I’m not sure why, but I tried to watch the pilot episode of a new series called “Missing” on TV. Well, on my recorder actually. One of the reasons was Ashley Judd. I mean, she’s from a family of Country singers and she’s pro-choice and a feminist. Wow. (Check out this video from Funny or Die!)
What’s more, one of the CIA agents, Dax Miller is our own Cliff Curtis. The show’s unbearable saccharine sweet opening almost put me off, but I hung on. And then, a half hour or so into it, there was Ashley kicking some ass in a lovely apartment in Rome. An ass-kicking Ashley. Rome. Then Paris. What wasn’t to like?
It’s the whole grizzly mamma thing that finally drove me away. Every segment, there’d be some forced reference to how Becca (her character) would stop at nothing because it was all about finding her missing son, Michael. CIA agents are scared when they’re up against a grizzly mamma… What’s your favourite word, Becca is asked. Dreamy look, flash back to film of her holding infant son…Michael’s first word, “banana”, she replies. Get out the hankies. Sure, we’re all used to that. It’s everywhere. Parent love, motherhood etc. unlike anything else in the universe and if you haven’t had it, you haven’t lived; if you don’t feel it, you’re probably a socio-path.
Then the bridge scene. Ashley, as grizzly mamma, was about to trade an ex-spy’s life for that of her son. So there she is, driving this guy to his death, when he says something like “you can’t do this to me, I have a wife, I have children”. Her face suddenly changes. She looks at him piercingly. “Why didn’t you tell me this before?” she asks, clearly reconsidering his death sentence. What’s changed? He’s a parent. Um, so people with no kids can be offed and it’s just not a problem? Uh, it was perfectly fine to have this guy killed when he was single with no kids, but offing a parent…that’s another matter entirely.

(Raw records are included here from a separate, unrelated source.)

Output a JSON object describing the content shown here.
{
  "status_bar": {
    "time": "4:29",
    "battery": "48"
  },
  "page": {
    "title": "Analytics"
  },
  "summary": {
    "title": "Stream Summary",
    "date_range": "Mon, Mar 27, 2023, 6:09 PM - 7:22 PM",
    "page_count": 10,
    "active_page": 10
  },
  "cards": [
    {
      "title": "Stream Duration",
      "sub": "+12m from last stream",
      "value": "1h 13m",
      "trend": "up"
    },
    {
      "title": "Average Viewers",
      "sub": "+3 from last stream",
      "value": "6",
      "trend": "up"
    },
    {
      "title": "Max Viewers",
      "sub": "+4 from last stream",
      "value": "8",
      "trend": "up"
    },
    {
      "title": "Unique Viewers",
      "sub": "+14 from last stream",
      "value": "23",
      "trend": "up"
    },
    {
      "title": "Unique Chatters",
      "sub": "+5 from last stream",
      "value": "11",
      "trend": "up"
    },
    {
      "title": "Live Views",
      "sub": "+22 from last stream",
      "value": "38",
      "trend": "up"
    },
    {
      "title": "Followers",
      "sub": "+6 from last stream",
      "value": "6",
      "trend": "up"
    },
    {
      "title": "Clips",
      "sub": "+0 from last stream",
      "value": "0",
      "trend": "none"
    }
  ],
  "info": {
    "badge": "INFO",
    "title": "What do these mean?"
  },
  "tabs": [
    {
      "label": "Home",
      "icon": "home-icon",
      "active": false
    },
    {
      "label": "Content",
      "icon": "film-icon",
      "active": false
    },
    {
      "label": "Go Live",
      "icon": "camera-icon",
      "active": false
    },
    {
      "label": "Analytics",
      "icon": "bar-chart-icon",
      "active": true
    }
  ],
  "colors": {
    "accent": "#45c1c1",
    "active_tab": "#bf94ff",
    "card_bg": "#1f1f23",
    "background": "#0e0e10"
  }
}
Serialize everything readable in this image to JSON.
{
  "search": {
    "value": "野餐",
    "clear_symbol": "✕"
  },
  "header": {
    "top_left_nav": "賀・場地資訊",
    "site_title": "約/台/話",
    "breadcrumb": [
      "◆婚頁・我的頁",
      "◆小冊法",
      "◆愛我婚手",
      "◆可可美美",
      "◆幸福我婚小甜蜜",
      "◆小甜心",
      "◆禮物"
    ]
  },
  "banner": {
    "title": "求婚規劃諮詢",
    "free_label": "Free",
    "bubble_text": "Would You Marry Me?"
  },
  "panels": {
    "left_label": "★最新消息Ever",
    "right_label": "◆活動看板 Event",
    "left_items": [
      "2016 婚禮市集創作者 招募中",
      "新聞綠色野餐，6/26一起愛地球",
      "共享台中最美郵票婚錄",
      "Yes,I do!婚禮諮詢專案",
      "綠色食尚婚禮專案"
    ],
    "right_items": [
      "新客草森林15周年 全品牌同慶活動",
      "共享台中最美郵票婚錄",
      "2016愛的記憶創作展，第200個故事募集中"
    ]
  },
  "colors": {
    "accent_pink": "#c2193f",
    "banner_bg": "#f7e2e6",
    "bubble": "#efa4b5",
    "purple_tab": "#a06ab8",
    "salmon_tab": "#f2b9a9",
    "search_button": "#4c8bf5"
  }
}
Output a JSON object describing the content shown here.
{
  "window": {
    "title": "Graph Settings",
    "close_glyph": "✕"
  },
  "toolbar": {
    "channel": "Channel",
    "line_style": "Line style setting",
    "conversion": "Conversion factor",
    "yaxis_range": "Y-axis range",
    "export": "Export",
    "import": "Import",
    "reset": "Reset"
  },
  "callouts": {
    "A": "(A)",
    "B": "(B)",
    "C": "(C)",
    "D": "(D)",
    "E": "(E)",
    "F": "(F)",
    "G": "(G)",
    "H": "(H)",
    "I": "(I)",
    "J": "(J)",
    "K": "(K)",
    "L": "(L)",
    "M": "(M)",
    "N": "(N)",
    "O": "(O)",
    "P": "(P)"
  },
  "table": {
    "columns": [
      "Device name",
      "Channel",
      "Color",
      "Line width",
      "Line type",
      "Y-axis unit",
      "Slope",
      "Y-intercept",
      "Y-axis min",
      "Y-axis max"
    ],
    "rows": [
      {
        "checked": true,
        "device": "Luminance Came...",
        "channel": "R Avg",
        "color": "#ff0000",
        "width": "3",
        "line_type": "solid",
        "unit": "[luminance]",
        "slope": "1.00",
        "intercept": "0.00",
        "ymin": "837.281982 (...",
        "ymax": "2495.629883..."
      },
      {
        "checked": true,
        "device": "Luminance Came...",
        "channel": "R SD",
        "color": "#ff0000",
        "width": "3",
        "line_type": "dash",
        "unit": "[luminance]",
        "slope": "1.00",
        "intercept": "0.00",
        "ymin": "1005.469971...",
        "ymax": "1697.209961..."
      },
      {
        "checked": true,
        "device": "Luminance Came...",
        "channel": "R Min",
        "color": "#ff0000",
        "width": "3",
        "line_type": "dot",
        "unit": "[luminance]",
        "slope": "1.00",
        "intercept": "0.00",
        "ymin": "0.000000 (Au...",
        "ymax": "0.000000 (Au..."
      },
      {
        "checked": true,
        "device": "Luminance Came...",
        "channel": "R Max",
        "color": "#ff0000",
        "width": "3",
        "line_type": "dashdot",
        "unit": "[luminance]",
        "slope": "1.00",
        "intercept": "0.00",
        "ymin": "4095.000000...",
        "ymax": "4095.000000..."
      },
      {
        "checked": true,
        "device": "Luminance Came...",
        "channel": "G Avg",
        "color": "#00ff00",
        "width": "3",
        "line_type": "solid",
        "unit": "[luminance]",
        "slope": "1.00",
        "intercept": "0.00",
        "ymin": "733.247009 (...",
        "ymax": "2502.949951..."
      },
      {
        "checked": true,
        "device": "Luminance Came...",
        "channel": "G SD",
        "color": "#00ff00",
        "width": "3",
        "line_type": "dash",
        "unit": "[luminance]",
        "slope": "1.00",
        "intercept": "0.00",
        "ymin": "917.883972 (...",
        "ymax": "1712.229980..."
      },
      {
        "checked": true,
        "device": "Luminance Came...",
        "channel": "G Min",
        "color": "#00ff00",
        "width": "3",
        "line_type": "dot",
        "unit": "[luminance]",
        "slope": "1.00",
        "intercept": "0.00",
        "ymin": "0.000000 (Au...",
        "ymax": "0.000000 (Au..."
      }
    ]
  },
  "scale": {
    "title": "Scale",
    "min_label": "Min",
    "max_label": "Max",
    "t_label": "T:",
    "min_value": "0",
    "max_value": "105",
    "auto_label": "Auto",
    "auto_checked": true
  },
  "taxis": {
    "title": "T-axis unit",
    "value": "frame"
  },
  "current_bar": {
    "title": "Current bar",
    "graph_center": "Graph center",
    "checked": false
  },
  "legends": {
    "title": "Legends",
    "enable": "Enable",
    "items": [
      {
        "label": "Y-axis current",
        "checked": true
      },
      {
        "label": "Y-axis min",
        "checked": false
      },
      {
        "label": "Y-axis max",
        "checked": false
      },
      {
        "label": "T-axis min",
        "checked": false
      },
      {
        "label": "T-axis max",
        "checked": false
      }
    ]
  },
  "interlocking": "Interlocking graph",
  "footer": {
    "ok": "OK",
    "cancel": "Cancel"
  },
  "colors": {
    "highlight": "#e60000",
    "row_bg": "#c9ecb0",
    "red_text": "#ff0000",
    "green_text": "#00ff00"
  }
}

That’s it. I was done. Sorry Ashley!
And now I get a bit weird…I’ve been noticing this intense focus on the world-beating specialness of motherhood, parenthood on TV and in the culture a lot. If someone’s killed in a car crash, for instance, it’s so much more tragic if they have kids. Other relationships don’t seem to matter. If someone does something heinous, it’s much more understandable if they’re doing it for their kids. And I think you can extend this out just a little bit into the wider culture, beyond immediate family, to tribe – in the generic sense – and it explains something about why it seems so acceptable for nation states, e.g. the United States (where the mamma grizzly concept has reached great heights) to slaughter “militants” in Pakistan or Yemen from drones in their dozens – if you’re doing it to protect the nation, the tribe, the family, the child. It’s all part of the same nationalistic egotism.
Which is why it’s depressing to see how much the progressive movement uses it. How many progressive goals are sold “for the sake of our children and grandchildren”. Why not because they’re the right thing to do? Why isn’t Not Destroying the Planet the right thing to do? Why does it have to be “for our children and grandchildren”. Hey, but maybe this means people without kids get a free pass? No, the “our” in this case is presumably humanity’s children and grandchildren.
This use of parent-love to condone all kinds of shit is offensive and dangerous. It instills a Protect Your Own Patch and Screw Everyone Else mentality.